Hillary's No Classified Email Claim Fails the Laugh Test

U.S. Secretary of State Clinton delivers a speech at Georgetown University in Washington

Years ago, I used to be an Air Force IT contractor.  I used to manage an unclassified email system (among other things) in an office that regularly (as in daily) dealt with classified information.

And I can say with some certainty that Hillary Clinton is—charitably—wrong, or lying, when she claims she never emailed anything classified, ever, in her term as Secretary of State.

The New York Times agrees with me on this.

“I did not email any classified material to anyone on my email,” Mrs. Clinton said at a news conference on Tuesday at the United Nations. “I’m certainly well aware of the classification requirements and did not send classified material.”

But some secrecy experts and former government officials on Tuesday were skeptical, noting the interesting turnabout that had a former top official insisting, for once, that none of her exchanges were secret.

Hillary Clinton is a lawyer—with trial experience.  She knows how to thread a phrase through a needle’s eye.  She knows how to present just enough of the truth, surrounded by argument, to make you believe her story, or at least doubt your doubts.

But her claim that she never, ever, sent or received a single classified piece of information on her email, which she used profligately for both official and unofficial purposes, simply fails the laugh test.

As a small example: the Secretary of State’s schedule, aircraft, transportation routes, security, and meeting briefs in sensitive countries are all classified.  Some of this is very highly classified as OPSEC—operational security.  A single email saying “I get in at 3pm, meeting with (whoever)” would fall under OPSEC.

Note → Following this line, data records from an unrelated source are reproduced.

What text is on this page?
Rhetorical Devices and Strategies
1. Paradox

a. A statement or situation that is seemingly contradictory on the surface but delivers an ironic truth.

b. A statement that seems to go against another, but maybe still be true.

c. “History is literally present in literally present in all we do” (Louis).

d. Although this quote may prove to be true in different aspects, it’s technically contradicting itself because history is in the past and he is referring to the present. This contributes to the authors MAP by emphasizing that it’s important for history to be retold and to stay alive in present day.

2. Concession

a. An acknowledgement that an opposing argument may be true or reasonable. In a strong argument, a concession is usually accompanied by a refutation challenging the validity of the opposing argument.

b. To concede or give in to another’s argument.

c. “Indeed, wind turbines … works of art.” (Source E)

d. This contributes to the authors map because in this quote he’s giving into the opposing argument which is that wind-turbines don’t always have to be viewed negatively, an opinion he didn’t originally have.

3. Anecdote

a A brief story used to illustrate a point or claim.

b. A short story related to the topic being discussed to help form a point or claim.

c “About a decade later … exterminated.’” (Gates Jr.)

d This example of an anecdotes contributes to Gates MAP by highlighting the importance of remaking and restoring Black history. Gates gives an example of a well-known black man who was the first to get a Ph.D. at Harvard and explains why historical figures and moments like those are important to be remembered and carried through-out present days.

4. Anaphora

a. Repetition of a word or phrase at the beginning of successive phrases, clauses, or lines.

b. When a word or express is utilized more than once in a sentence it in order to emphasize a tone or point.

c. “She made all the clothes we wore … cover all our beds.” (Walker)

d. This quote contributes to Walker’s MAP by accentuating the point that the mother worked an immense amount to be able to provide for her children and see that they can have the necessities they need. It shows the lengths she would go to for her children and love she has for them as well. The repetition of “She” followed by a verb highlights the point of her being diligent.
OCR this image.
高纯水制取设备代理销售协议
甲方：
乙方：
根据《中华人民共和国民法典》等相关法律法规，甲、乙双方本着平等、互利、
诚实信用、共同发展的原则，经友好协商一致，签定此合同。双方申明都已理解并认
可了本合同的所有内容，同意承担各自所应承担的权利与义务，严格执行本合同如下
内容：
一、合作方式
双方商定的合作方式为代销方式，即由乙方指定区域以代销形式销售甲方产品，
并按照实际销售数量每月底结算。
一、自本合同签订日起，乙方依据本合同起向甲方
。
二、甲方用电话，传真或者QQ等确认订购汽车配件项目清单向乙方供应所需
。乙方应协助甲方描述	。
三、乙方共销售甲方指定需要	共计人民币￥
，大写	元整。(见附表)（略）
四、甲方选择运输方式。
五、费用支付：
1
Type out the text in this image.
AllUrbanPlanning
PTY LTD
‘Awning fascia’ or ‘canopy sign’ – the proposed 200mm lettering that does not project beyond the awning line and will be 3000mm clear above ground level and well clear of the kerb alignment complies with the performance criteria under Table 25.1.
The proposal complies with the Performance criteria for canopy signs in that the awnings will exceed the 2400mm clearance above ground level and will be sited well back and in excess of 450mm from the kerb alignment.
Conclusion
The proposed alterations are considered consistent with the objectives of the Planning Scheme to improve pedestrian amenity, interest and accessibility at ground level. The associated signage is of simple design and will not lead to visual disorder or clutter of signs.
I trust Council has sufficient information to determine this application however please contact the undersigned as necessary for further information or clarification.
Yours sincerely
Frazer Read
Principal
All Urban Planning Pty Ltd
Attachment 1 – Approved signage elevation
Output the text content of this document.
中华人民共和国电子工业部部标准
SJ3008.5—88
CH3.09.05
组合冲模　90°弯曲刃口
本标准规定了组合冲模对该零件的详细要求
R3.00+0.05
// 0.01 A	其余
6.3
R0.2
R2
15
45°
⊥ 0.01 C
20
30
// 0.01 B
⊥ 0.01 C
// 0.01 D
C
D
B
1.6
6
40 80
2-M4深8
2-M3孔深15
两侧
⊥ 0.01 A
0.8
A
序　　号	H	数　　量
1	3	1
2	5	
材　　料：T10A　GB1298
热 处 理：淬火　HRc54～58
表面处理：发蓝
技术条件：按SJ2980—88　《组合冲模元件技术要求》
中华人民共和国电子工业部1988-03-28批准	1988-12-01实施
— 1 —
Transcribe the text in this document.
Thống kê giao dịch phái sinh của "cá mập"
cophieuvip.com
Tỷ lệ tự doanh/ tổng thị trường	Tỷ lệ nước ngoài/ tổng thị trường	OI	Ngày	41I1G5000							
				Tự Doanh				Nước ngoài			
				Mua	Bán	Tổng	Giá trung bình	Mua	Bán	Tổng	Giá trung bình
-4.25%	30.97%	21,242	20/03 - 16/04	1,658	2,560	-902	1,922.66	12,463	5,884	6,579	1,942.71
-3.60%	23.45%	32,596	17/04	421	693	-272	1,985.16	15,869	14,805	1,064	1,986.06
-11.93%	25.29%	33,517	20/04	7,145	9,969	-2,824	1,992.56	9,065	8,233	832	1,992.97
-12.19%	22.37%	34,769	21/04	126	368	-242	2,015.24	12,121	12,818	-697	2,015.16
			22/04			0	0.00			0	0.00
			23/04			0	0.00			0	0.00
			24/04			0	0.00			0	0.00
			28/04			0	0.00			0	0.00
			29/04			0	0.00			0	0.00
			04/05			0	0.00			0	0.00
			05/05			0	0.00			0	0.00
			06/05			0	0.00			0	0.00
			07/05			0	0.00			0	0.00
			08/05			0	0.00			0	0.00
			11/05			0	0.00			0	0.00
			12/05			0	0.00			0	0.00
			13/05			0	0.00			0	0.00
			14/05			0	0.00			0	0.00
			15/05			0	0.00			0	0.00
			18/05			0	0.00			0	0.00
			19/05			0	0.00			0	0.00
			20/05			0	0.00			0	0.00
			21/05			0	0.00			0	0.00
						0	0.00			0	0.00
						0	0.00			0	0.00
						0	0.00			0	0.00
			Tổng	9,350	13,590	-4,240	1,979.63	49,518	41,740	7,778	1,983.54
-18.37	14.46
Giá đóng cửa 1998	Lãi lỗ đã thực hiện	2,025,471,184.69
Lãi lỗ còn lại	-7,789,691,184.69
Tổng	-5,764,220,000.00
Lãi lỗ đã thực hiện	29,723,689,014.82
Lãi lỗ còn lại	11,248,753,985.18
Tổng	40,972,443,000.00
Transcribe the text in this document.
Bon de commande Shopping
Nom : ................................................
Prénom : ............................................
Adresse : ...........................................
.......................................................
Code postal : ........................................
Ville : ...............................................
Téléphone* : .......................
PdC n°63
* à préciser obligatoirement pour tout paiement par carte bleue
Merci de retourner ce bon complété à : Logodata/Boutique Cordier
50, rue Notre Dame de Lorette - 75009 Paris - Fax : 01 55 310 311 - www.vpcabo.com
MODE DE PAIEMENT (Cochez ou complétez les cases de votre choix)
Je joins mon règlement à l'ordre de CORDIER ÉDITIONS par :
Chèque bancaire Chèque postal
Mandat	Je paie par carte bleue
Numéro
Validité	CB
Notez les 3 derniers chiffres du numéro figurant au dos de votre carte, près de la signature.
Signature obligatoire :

More than once, I had to shut down our servers and “sanitize” them for people making simple OPSEC mistakes—innocent errors, but serious in the sense that classified information was released in an unclassified environment.  I had to witness one colonel receive a dress-down (over a classified STU phone) for using the tail number of a combat aircraft in an email to families awaiting their aircrew.  The email contained enough details to give away the position of a class “A” critical asset (potentially a big deal).

The location and future plans of senior cabinet officials, not to mention the president, is, by definition, critical, and a big security deal.  Again, the NYT supports this by the experts it consulted.

A former senior State Department official who served before the Obama administration said that while it was hard to be certain, it seemed unlikely that classified information could be kept out of the more than 30,000 emails that Mrs. Clinton’s staff identified as involving government business.

“I would assume that more than 50 percent of what the secretary of state dealt with was classified,” said the former official, who would speak only on the condition of anonymity because he did not want to seem ungracious to Mrs. Clinton. “Was every single email of the secretary of state completely unclassified? Maybe, but it’s hard to imagine.”

Very hard to imagine, indeed.

If President Obama is the iPad president—taking his secure briefings, and who knows what else—on his tablet, I think Hillary will be the gmail president.  If she ever by some cataclysm assumes office, I expect we’ll all be watching special ops on Google hangouts, along with our enemies.